NARASINETWORK.COM - KAB. BANDUNG
-Sidang lanjutan perkara tindak pidana penganiayaan yang melibatkan Kepala Sekolah Madrasah Ibtidaiyah (MI) Al Gozali kembali memicu polemik. Kasus yang telah bergulir sejak Juni 2024 ini menimbulkan kekecewaan mendalam bagi keluarga korban, yang menilai proses hukum berjalan tidak adil dan jauh dari rasa kemanusiaan.
Sidang berlangsung di ruangan Wirjono Prodjodikoro. Baleendah, Kabupaten Bandung pada Kamis (16/10/2025).
Korban berinisial H (10) disebut mengalami kekerasan fisik dan psikis yang dilakukan oleh Muhammad Syadudin, Kepala Sekolah sekaligus Ketua Yayasan MI Al Gozali. Meski terbukti bersalah, majelis hakim Pengadilan Negeri Bale Bandung hanya menjatuhkan vonis 3 bulan penjara terhadap terdakwa.

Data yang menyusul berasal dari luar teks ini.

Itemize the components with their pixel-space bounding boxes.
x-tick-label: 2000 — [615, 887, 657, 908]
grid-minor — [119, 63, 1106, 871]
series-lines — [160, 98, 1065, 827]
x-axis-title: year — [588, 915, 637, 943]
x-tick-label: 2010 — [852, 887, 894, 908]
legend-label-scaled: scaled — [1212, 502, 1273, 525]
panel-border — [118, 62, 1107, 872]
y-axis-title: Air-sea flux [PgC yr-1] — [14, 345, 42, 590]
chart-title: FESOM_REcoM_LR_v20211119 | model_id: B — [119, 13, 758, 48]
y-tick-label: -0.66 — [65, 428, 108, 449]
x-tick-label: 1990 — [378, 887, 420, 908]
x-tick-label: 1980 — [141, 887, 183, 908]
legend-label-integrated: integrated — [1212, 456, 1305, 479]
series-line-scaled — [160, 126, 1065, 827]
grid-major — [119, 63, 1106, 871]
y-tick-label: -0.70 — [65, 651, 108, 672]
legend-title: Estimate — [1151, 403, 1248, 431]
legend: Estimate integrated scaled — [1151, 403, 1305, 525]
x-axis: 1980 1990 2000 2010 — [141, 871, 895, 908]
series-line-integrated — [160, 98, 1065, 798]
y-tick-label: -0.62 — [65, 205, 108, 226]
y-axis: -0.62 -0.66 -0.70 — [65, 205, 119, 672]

“Saya sudah tujuh kali menghadiri persidangan kasus anak saya ini. Sudah satu tahun kami menunggu keadilan, tapi hukuman bagi terdakwa sangat di luar nalar saya,” ujar Ida Yanti, ibu korban, dengan suara bergetar. Ia hadir bersama seorang tetangganya, Kak Bre, yang selama ini mendampinginya.
Menurut Ida, vonis tersebut tidak memberikan efek jera bagi pelaku.

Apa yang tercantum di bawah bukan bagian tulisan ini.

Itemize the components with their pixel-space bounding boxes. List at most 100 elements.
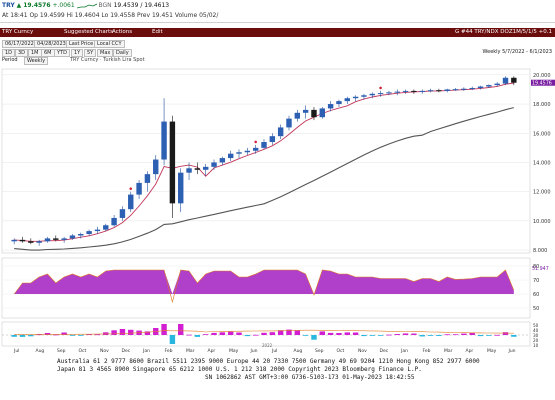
candle-body <box>252 147 259 151</box>
x-tick-label: Oct <box>79 348 87 354</box>
indicator2-bar <box>94 334 101 336</box>
indicator1-tick-label: 60 <box>533 292 539 298</box>
security-menu[interactable]: TRY Curncy <box>2 29 34 35</box>
candle-body <box>161 121 167 160</box>
candle-body <box>427 90 434 92</box>
indicator2-bar <box>377 335 384 336</box>
indicator2-bar <box>436 335 442 336</box>
range-6m[interactable]: 6M <box>41 49 55 57</box>
moving-average-long <box>14 107 514 251</box>
range-max[interactable]: Max <box>97 49 114 57</box>
suggested-charts-menu[interactable]: Suggested Charts <box>64 29 113 35</box>
start-date-field[interactable]: 06/17/2022 <box>2 40 37 48</box>
actions-menu[interactable]: Actions <box>112 29 133 35</box>
indicator2-bar <box>286 329 292 335</box>
x-tick-label: Jun <box>508 348 516 354</box>
indicator2-bar <box>394 334 400 335</box>
security-description: TRY Curncy · Turkish Lira Spot <box>70 57 145 63</box>
x-tick-label: Jan <box>142 348 150 354</box>
indicator1-line <box>13 269 515 304</box>
indicator2-bar <box>186 334 192 336</box>
range-controls: 1D 3D 1M 6M YTD 1Y 5Y Max Daily Weekly 5… <box>0 48 555 57</box>
indicator2-bar <box>36 334 42 336</box>
x-tick-label: Mar <box>186 348 195 354</box>
x-tick-label: Apr <box>208 348 216 354</box>
candle-body <box>69 235 76 239</box>
candle-body <box>186 168 192 173</box>
indicator2-bar <box>294 330 301 335</box>
range-1y[interactable]: 1Y <box>71 49 84 57</box>
signal-marker <box>379 86 382 90</box>
period-label: Period <box>2 57 18 63</box>
candle-body <box>219 158 226 163</box>
indicator2-tick-label: 50 <box>533 323 539 328</box>
menu-bar: TRY Curncy Suggested Charts Actions Edit… <box>0 28 555 37</box>
indicator2-bar <box>86 334 92 335</box>
current-price-tag <box>531 79 555 86</box>
x-tick-label: Feb <box>423 348 431 354</box>
candle-body <box>386 92 392 94</box>
x-tick-label: Nov <box>100 348 109 354</box>
indicator2-bar <box>269 332 276 335</box>
chart-area[interactable]: 20.000 18.000 16.000 14.000 12.000 10.000 8.00… <box>0 65 555 355</box>
chart-toolbar: Period Weekly TRY Curncy · Turkish Lira … <box>0 57 555 65</box>
currency-select[interactable]: Local CCY <box>94 40 125 48</box>
indicator2-bar <box>61 332 67 335</box>
indicator2-bar <box>19 335 26 337</box>
range-1d[interactable]: 1D <box>2 49 16 57</box>
candle-body <box>436 90 442 92</box>
candle-body <box>144 174 151 183</box>
range-3d[interactable]: 3D <box>15 49 29 57</box>
candle-body <box>444 89 450 91</box>
indicator1-last-value: 51.947 <box>532 266 549 272</box>
indicator2-bar <box>461 333 467 335</box>
indicator2-bar <box>219 332 226 335</box>
candle-body <box>194 168 201 170</box>
signal-marker <box>129 187 133 190</box>
ticker-symbol[interactable]: TRY <box>2 2 15 9</box>
range-5y[interactable]: 5Y <box>84 49 97 57</box>
candle-body <box>202 166 209 170</box>
date-controls: 06/17/2022 04/28/2023 Last Price Local C… <box>0 39 555 48</box>
indicator1-tick-label: 70 <box>533 278 539 284</box>
candle-body <box>261 142 267 148</box>
candle-body <box>11 239 17 242</box>
indicator2-tick-label: 10 <box>533 343 539 348</box>
indicator1-area <box>14 270 514 294</box>
range-1m[interactable]: 1M <box>28 49 42 57</box>
candle-body <box>111 217 117 226</box>
candle-body <box>511 77 517 83</box>
x-tick-label: Aug <box>36 348 45 354</box>
candle-body <box>477 86 484 88</box>
candle-body <box>336 101 342 105</box>
indicator2-signal-line <box>14 329 514 335</box>
indicator2-bar <box>369 335 375 336</box>
candle-body <box>28 241 34 243</box>
x-tick-label: Jun <box>250 348 258 354</box>
price-tick-label: 12.000 <box>533 190 551 196</box>
indicator2-bar <box>211 332 217 335</box>
last-price: 19.4576 <box>23 2 51 9</box>
indicator2-bar <box>419 335 425 337</box>
indicator2-bar <box>361 335 367 337</box>
price-type-select[interactable]: Last Price <box>66 40 97 48</box>
range-daily[interactable]: Daily <box>113 49 132 57</box>
indicator2-bar <box>494 334 500 336</box>
indicator2-bar <box>261 332 267 335</box>
sparkline-icon <box>76 3 97 8</box>
range-ytd[interactable]: YTD <box>54 49 70 57</box>
bid-label: BGN <box>98 2 112 9</box>
indicator1-tick-label: 50 <box>533 306 539 312</box>
candle-body <box>286 118 292 128</box>
end-date-field[interactable]: 04/28/2023 <box>34 40 69 48</box>
ask-value: 19.4613 <box>144 2 170 9</box>
signal-marker <box>254 140 257 144</box>
indicator2-bar <box>277 330 284 335</box>
price-chart[interactable]: 20.000 18.000 16.000 14.000 12.000 10.000 8.00… <box>0 65 555 355</box>
indicator2-bar <box>78 335 84 336</box>
candle-body <box>319 108 326 118</box>
period-select[interactable]: Weekly <box>24 57 49 65</box>
candle-body <box>211 162 217 167</box>
current-price-label: 19.4576 <box>532 81 552 87</box>
edit-menu[interactable]: Edit <box>152 29 163 35</box>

“Hakim memang menolak permohonan pembebasan, tapi hanya menjatuhkan hukuman tiga bulan. Apakah ini yang disebut keadilan? Apakah ini bisa membuat jera?” ucapnya dengan nada kecewa.

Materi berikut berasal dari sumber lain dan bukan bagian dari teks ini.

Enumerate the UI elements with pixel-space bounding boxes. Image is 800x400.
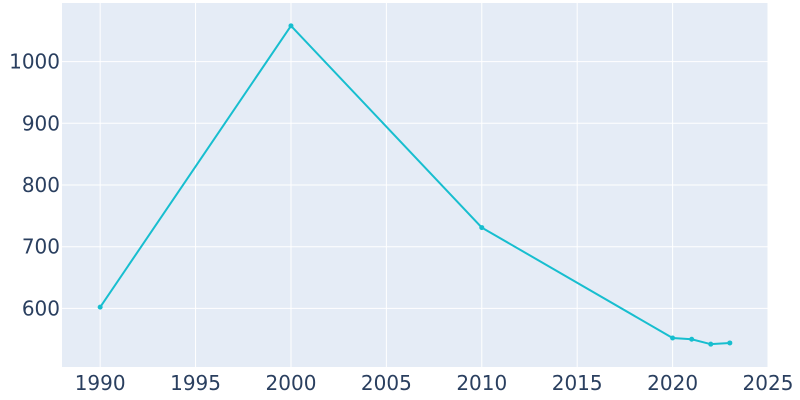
y-tick-label: 900: [22, 111, 60, 135]
y-tick-label: 700: [22, 235, 60, 259]
x-tick-label: 2025: [743, 371, 794, 395]
data-point: [97, 304, 103, 310]
x-tick-label: 2005: [361, 371, 412, 395]
x-tick-label: 1995: [170, 371, 221, 395]
x-tick-label: 1990: [75, 371, 126, 395]
x-tick-label: 2000: [266, 371, 317, 395]
data-point: [689, 336, 695, 342]
data-point: [479, 225, 485, 231]
x-tick-label: 2020: [647, 371, 698, 395]
data-point: [727, 340, 733, 346]
x-axis: 1990 1995 2000 2005 2010 2015 2020 2025: [75, 371, 794, 395]
series-group: [97, 23, 733, 347]
data-point: [288, 23, 294, 29]
y-gridlines: [62, 61, 768, 309]
x-tick-label: 2015: [552, 371, 603, 395]
x-tick-label: 2010: [456, 371, 507, 395]
y-tick-label: 1000: [9, 50, 60, 74]
data-point: [708, 341, 714, 347]
data-point: [670, 335, 676, 341]
y-tick-label: 600: [22, 296, 60, 320]
y-tick-label: 800: [22, 173, 60, 197]
y-axis: 600 700 800 900 1000: [9, 50, 60, 321]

Ia menuturkan, akibat tindakan sang kepala sekolah, anaknya mengalami trauma mendalam.
“Anak saya difitnah mencuri handphone, padahal tidak ada bukti sama sekali. Tuduhan itu dibuat untuk menutupi perbuatan terdakwa,” jelasnya sambil menahan tangis.
Fitnah tersebut, lanjutnya, justru membuat anaknya menjadi korban perundungan di lingkungan sekolah.
“Dia dibully, dicap maling oleh teman-temannya. Anak saya jadi takut ke sekolah,” tambahnya lirih.
Tragedi ini juga berdampak berat pada keluarga korban. Dua bulan lalu, sang ayah meninggal dunia akibat serangan stroke. Ida meyakini, tekanan mental dan stres karena kasus ini menjadi pemicu utama.
“Suami saya terlalu memikirkan semua ini. Dia sakit hati, merasa tidak berdaya menghadapi ketidakadilan. Dua bulan lalu dia meninggal mendadak. Dunia saya runtuh,” kata Ida dengan mata berkaca-kaca.
Tidak berhenti di situ, Ida juga mengaku mendapat intimidasi dari pihak keluarga terdakwa.
“Ada orang yang mencari-cari rumah saya. Tetangga bilang mereka dari pihak keluarga Syadudin,” ungkapnya.
Ia mengaku kini hidup dalam ketakutan dan kebingungan. “Saya rakyat biasa. Tidak punya kekuasaan, tidak tahu harus minta perlindungan ke siapa,” ucapnya.
Dari informasi yang diterima keluarga, korban penganiayaan oleh terdakwa bukan hanya anaknya.
“Setelah kasus ini mencuat, ternyata banyak juga anak-anak lain yang pernah dianiaya. Ada yang ditempeleng, dipukul, bahkan sampai lebam,” terang Ida.
Lebih miris lagi, menurut kesaksian para orang tua, sang kepala sekolah justru bersikap seolah tidak bersalah.
“Dia memainkan peran seolah dirinya korban. Seakan-akan kebal hukum dan punya ‘backing’ di belakangnya,” katanya.
Sementara itu, keluarga korban telah melaporkan kasus ini ke Kejaksaan Tinggi Jawa Barat. Mereka menilai, ada kejanggalan dalam penegakan hukum terhadap terdakwa.
“Dari hasil konsultasi kami ke Kejati, seharusnya terdakwa bisa dijerat hukuman berat. Setidaknya ancaman 15 tahun penjara sesuai pasal penganiayaan terhadap anak. Tapi kenyataannya hanya 3 bulan. Ini janggal,” tegas Ida.
Meski dihantam kesedihan dan ketakutan, Ida masih berharap keadilan berpihak pada anaknya dan para korban lainnya.
“Saya hanya ingin keadilan ditegakkan. Anak saya tidak pantas mengalami ini. Jangan sampai ada lagi anak yang jadi korban kekerasan dari orang yang seharusnya mendidik,” pungkasnya.